There’s good news for would-be wine aficionados from Northwestern University researchers. As described in the ambigously titled, Want to Smell Better? Practice! (But try not to break a sweat? ;)), a study found that exposing a subject to one smell for a period of time allowed the subject to differentiate among similar smells.
Now researchers in the lab of neurologist Jay Gottfried, MD, find that after smelling a floral scent for a few minutes, a person gains new ability to sense different floral scents.
“When you have prolonged sensory experience with one smell, you become an expert for smells that are part of that original category,” Gottfried says in a news release…
…Using functional magnetic resonance imaging (fMRI), the researchers found that this passive learning changed the way the scent centers of the brain responded to smells.
The conclusion: “Information about an odor is not static or fixed within these [brain] regions, but is highly malleable and can be rapidly updated” by smelling experience, says study researcher Wen Li.
This work, originally described in Neuron, is exciting for those who enjoy wine but have difficulty sorting out the aroma notes, or finding any aroma notes at all.

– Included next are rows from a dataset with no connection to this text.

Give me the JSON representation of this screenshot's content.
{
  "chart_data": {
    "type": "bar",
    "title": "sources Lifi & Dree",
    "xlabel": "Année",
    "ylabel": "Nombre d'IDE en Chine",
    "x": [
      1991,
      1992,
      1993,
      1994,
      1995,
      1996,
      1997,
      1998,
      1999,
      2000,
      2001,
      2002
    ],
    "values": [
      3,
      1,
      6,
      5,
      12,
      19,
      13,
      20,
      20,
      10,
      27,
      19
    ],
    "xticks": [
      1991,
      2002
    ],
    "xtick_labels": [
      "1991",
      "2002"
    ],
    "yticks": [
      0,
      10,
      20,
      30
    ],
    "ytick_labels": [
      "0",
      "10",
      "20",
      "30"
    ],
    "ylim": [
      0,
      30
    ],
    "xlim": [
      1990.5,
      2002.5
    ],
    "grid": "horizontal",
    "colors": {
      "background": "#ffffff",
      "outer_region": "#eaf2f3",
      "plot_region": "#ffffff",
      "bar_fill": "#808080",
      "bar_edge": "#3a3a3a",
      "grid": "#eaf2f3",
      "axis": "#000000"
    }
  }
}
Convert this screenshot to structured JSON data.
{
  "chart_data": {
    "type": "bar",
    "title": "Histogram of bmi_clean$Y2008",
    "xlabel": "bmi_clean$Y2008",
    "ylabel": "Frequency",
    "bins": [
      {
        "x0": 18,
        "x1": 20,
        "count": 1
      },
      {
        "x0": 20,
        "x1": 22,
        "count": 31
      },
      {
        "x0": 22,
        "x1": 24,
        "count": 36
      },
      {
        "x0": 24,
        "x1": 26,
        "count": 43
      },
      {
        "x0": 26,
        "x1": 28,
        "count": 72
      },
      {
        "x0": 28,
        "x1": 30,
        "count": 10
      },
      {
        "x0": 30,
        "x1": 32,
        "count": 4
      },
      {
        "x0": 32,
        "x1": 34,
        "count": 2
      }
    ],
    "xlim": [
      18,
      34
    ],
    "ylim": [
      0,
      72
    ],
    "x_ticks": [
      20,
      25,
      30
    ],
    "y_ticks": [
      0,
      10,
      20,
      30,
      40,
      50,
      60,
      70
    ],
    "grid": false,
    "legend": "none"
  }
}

The key takeaway from this work is that time is a key element in improving the ability to discriminate among similar scents. The subjects in the test improved their abilities only after a few minutes of exposure to the initial odor. So, don’t just take a quick sniff… to train your nose, keep it in the glass for three or four minutes. We suggest you do your initial experimenting in the privacy of your home and not at fine restaurants to avoid worrying your fellow diners.
Though I spend a fair amount of my time with my nose in a wine glass, I don’t think I’ve ever kept it there for three minutes. I’ve always been concerned about the opposite issue, a sort of nose fatigue that seems to deaden your ability to smell for a bit. I’ll try this and report on my results. If you try it, post a comment to let us know how it worked out.